I'm sure the folks who are Nebraska fans aren't feeling very good about their football program in the wake of today's blowout.

I sure don't want to act like I'm rubbing it in.

Don't forget, I covered an Iowa team that lost all 11 games it played in a season many moons ago.

I know how it feels.

By RON MALY

Today's Thanksgiving feast [at least t]he afternoon version] had concluded, so it was time for Ron and Maxine to pose for pictures with their grandchildren [three of the seven who were in town anyway].

The kids, pictured left to right, in the back are Claire, a sophomore at the University of Nebraska; Megan, a senior at Valley High School in West Des Moines, and her brother Nate, a sophomore at the University of Iowa. 

Claire and Nate will be at Kinnick Stadium in Iowa City tomorrow when the Hawkeyes play the Cornhuskers in a Big Ten Conference football game that starts at 2:30 p.m. 

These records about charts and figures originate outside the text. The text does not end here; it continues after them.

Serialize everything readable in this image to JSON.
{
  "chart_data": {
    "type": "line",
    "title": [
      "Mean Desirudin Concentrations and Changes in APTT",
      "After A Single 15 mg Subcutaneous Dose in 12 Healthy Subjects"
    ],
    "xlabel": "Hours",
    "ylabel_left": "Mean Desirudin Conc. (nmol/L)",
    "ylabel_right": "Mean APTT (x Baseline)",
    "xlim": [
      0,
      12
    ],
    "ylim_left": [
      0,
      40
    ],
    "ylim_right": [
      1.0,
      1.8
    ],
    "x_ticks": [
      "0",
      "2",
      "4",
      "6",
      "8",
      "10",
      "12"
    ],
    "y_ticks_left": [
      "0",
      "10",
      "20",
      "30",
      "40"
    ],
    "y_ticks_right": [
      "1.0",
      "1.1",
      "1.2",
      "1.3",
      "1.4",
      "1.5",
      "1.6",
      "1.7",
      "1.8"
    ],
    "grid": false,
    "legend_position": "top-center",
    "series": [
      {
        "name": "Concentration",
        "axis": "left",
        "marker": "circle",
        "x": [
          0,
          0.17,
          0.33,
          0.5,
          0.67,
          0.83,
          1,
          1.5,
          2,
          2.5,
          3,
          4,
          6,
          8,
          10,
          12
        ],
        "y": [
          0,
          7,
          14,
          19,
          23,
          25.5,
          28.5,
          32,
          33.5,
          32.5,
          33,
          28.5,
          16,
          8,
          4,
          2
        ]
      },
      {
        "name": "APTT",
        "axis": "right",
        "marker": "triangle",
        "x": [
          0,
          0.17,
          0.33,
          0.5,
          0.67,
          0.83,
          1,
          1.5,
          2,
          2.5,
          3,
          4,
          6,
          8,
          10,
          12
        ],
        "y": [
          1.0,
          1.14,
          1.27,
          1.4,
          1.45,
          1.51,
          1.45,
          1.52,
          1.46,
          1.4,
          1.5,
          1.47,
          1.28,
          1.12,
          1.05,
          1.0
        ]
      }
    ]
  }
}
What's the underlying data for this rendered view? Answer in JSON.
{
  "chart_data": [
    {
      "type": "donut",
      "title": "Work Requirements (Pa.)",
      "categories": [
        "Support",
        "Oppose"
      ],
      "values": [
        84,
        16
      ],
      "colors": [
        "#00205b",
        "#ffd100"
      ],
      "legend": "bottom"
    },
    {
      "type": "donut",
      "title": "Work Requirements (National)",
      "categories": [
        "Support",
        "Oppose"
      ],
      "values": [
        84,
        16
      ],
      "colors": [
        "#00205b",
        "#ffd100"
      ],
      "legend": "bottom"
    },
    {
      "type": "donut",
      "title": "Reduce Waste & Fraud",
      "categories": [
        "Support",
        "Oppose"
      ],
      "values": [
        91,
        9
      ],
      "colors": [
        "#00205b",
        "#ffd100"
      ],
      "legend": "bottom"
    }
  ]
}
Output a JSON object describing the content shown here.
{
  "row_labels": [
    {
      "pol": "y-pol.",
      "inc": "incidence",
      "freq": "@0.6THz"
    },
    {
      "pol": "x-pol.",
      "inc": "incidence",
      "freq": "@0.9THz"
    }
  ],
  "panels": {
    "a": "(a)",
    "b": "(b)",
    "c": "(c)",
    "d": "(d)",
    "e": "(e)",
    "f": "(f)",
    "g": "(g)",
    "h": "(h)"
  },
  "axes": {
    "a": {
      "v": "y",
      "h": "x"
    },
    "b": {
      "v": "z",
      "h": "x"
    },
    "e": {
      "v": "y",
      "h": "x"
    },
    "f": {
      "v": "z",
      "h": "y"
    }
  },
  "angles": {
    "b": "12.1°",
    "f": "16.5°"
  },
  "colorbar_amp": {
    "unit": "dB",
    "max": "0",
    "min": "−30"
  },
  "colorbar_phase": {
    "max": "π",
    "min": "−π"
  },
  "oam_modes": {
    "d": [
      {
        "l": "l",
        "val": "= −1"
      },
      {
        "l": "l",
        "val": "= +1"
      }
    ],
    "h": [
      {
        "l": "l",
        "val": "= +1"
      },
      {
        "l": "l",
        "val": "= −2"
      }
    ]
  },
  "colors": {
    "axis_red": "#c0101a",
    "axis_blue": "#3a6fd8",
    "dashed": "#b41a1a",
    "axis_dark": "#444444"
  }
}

The kids who had to miss today's get-together were Jerika, now a Californian; her sister Shelby, who is studying in India this semester as part of her junior year at Concordia College in Moorhead, MN, and newlyweds Cole and Danielle, who are studying and working in Nebraska. 

The good thing is that all of the kids will be here for Christmas. God-willing, the parents and grandparents will be here, too.